In a few years, we might all be asked where we were when Kim Kardashian shared video of Kanye West and Taylor Swift's phone call that happened before West released his song "Famous." In Kardashian's GQ profile this past June, she said she was upset with Swift's negative reaction to the lyrics of the song, because West spoke to her about it previously and she approved. Meanwhile, Swift maintains that she didn't approve the part of the song where he refers to her as "b*tch." This is the kind of stuff pop culture legends are made of. While I watched the Snapchat videos, I laughed, got uncomfortable, and gasped out loud, but I also noticed and wondered about another small detail: Who was the bearded man next to West in Kardashian's Snapchat?
For just a brief moment in the beginning of the recording, the shot moves up from West's phone and we see a quick, grainy flash of a man lying down, seemingly unbothered and unimpressed by this pop culture moment happening before him. Or maybe he was sleeping? Either way, he had better things to do, because it turns out, this bearded man is none other than music producer legend himself Rick Rubin, which makes this all the more funny.
As the Twitter world was exploding when Kardashian's Snapchats first got released, a few people were eager to figure out who the man was. Was he a ghost? Why didn't he realize the magnitude of this? Well, Rubin is a music producer who has worked with virtually every big artist from every single genre, from Slayer to Adele.
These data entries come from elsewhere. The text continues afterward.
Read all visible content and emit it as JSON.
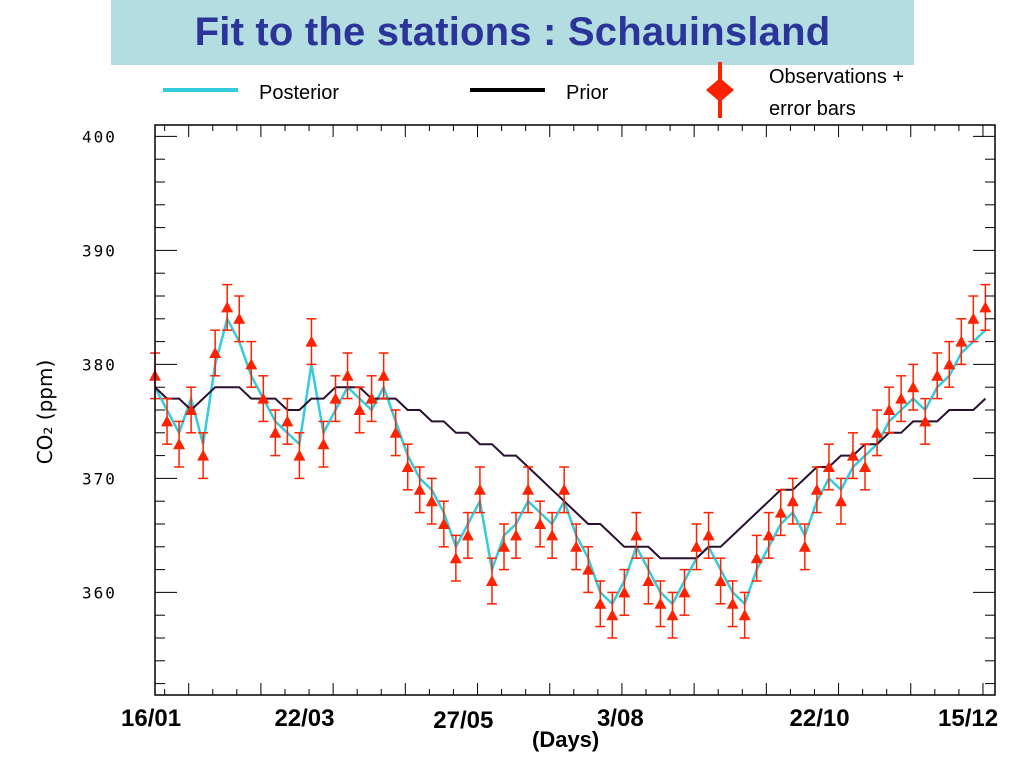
{
  "title": "Fit to the stations : Schauinsland",
  "legend": {
    "posterior": "Posterior",
    "prior": "Prior",
    "observations_line1": "Observations +",
    "observations_line2": "error bars"
  },
  "colors": {
    "title_bg": "#b3dde0",
    "title_text": "#2b3499",
    "posterior": "#33ccdd",
    "prior": "#2a1030",
    "observations": "#ff2200"
  },
  "chart_data": {
    "type": "line",
    "title": "Fit to the stations : Schauinsland",
    "xlabel": "(Days)",
    "ylabel": "CO₂ (ppm)",
    "xlim": [
      16,
      365
    ],
    "ylim": [
      351,
      401
    ],
    "yticks": [
      360,
      370,
      380,
      390,
      400
    ],
    "xticks": [
      {
        "day": 16,
        "label": "16/01"
      },
      {
        "day": 81,
        "label": "22/03"
      },
      {
        "day": 147,
        "label": "27/05"
      },
      {
        "day": 215,
        "label": "3/08"
      },
      {
        "day": 295,
        "label": "22/10"
      },
      {
        "day": 349,
        "label": "15/12"
      }
    ],
    "x": [
      16,
      21,
      26,
      31,
      36,
      41,
      46,
      51,
      56,
      61,
      66,
      71,
      76,
      81,
      86,
      91,
      96,
      101,
      106,
      111,
      116,
      121,
      126,
      131,
      136,
      141,
      146,
      151,
      156,
      161,
      166,
      171,
      176,
      181,
      186,
      191,
      196,
      201,
      206,
      211,
      216,
      221,
      226,
      231,
      236,
      241,
      246,
      251,
      256,
      261,
      266,
      271,
      276,
      281,
      286,
      291,
      296,
      301,
      306,
      311,
      316,
      321,
      326,
      331,
      336,
      341,
      346,
      351,
      356,
      361
    ],
    "series": [
      {
        "name": "Posterior",
        "values": [
          378,
          376,
          374,
          377,
          373,
          380,
          384,
          382,
          379,
          377,
          375,
          374,
          373,
          380,
          374,
          376,
          378,
          377,
          376,
          378,
          375,
          372,
          370,
          369,
          367,
          364,
          366,
          368,
          362,
          365,
          366,
          368,
          367,
          366,
          368,
          365,
          363,
          360,
          359,
          361,
          364,
          362,
          360,
          359,
          361,
          363,
          364,
          362,
          360,
          359,
          362,
          364,
          366,
          367,
          365,
          368,
          370,
          369,
          371,
          372,
          373,
          375,
          376,
          377,
          376,
          378,
          379,
          381,
          382,
          383
        ]
      },
      {
        "name": "Prior",
        "values": [
          378,
          377,
          377,
          376,
          377,
          378,
          378,
          378,
          377,
          377,
          377,
          376,
          376,
          377,
          377,
          378,
          378,
          378,
          377,
          377,
          377,
          376,
          376,
          375,
          375,
          374,
          374,
          373,
          373,
          372,
          372,
          371,
          370,
          369,
          368,
          367,
          366,
          366,
          365,
          364,
          364,
          364,
          363,
          363,
          363,
          363,
          364,
          364,
          365,
          366,
          367,
          368,
          369,
          369,
          370,
          371,
          371,
          372,
          372,
          373,
          373,
          374,
          374,
          375,
          375,
          375,
          376,
          376,
          376,
          377
        ]
      },
      {
        "name": "Observations + error bars",
        "values": [
          379,
          375,
          373,
          376,
          372,
          381,
          385,
          384,
          380,
          377,
          374,
          375,
          372,
          382,
          373,
          377,
          379,
          376,
          377,
          379,
          374,
          371,
          369,
          368,
          366,
          363,
          365,
          369,
          361,
          364,
          365,
          369,
          366,
          365,
          369,
          364,
          362,
          359,
          358,
          360,
          365,
          361,
          359,
          358,
          360,
          364,
          365,
          361,
          359,
          358,
          363,
          365,
          367,
          368,
          364,
          369,
          371,
          368,
          372,
          371,
          374,
          376,
          377,
          378,
          375,
          379,
          380,
          382,
          384,
          385
        ],
        "error": 2
      }
    ],
    "grid": false,
    "legend_position": "top"
  }
}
Rubin co-founded Def Jam Records when he was still a student at New York University, and eventually joined forces with Russell Simmons. They parted ways in the late '80s, and Rubin moved to Los Angeles to start American Recordings, working with many hard rock and metal acts, but never losing his hip- op roots throughout the years. In 2013, Rubin famously helped West produce and "strip down" his Yeezus album, only two weeks before its release, so he knows a thing or two about working with West. Rubin told Rolling Stone of their time in the studio, "We ended up working probably 15 days, 16 days, long hours, no days off, 15 hours a day. I was panicked the whole time." Somehow, he still signed on to help produce some tracks on The Life of Pablo, which explains why he was there, in the studio with West, chilling on the couch.
In fact, The Independent published an entire article in February about Rubin's propensity to chill hard in the studio, titled, "A Brief History of Rick Rubin Lying Down," which I now wish I would've thought of, to be honest. So it turns out that Rubin lying down is a thing that just happens in the music biz, and now everyone knows for sure that Rubin is just too cool for any of these shenanigans.
Cheers to Rick Rubin: My summer goals, unbothered goals, nap goals, and lounging goals.